MessageSujet: Re: Chirac rattrapé par les affaires   Ven 16 Mai - 21:10

Jacques Chirac est loin, apparemment, d'en avoir fini avec la justice.

Selon Reuters et le journal Le Monde, l'ancien président français a été, cette fois, auditionné le 30 avril dernier sur l'affaire de la Sempap, cette société d'économie mixte qui, jusqu'en 1996, était chargée d'imprimer toute la paperasse de la Ville de Paris.

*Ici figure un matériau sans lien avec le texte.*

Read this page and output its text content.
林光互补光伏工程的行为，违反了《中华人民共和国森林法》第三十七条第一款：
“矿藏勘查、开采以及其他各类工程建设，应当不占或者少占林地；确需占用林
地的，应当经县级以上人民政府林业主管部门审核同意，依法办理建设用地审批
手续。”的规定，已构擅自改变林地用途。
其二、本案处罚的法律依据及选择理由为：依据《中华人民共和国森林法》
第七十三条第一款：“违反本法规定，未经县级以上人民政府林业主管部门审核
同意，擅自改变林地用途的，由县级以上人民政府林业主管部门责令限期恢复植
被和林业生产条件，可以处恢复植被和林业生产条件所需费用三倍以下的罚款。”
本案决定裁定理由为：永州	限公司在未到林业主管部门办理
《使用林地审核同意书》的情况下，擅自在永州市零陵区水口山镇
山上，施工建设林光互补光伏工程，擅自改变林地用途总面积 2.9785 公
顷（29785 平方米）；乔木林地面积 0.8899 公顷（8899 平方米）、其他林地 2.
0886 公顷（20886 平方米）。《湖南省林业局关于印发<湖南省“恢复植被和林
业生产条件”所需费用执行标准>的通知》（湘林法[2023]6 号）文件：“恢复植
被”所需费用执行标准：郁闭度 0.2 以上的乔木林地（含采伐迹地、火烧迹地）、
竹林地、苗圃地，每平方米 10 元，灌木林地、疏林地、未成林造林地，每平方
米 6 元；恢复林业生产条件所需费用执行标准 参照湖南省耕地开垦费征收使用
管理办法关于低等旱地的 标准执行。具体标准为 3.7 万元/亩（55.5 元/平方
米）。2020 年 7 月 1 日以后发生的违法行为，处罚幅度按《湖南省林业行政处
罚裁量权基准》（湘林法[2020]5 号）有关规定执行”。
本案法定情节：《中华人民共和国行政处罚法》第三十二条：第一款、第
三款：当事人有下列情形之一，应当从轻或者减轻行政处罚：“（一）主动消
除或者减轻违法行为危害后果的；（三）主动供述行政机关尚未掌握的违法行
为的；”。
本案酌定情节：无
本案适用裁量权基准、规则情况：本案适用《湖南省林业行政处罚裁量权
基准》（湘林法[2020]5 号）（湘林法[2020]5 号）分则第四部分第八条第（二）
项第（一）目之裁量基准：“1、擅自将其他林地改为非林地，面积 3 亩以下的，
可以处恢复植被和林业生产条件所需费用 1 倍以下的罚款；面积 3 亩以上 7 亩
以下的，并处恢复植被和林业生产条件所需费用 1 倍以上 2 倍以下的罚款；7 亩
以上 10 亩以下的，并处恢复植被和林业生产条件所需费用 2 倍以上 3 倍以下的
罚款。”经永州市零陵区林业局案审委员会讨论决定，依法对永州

Il s'agissait là, pour le magistrat Jean-Marie d'Huy, en charge du dossier, d'élucider un vieux dossier en suspens de détournement de fonds, dont les policiers ont évalué le préjudice subi, entre 99 et 110 millions de francs, aux dépens de la municipalité dirigée à l'époque par Jacques Chirac.

"C'est ainsi que j'ai découvert le nom de la Sempap quand vous l'avez évoqué. En 1985-1986, j'avais d'autres préoccupations que celles de savoir ce que devenait cette Sempap dont j'ignorais l'existence", a déclaré ce dernier au juge.

Lui ayant présenté une convention, entre la Ville de Paris et cette entreprise, portant sa propre griffe, Chirac s'est contenté de répondre : "Je signais des montagnes de parapheurs tous les soirs, je ne lisais pas tout ce que je signais."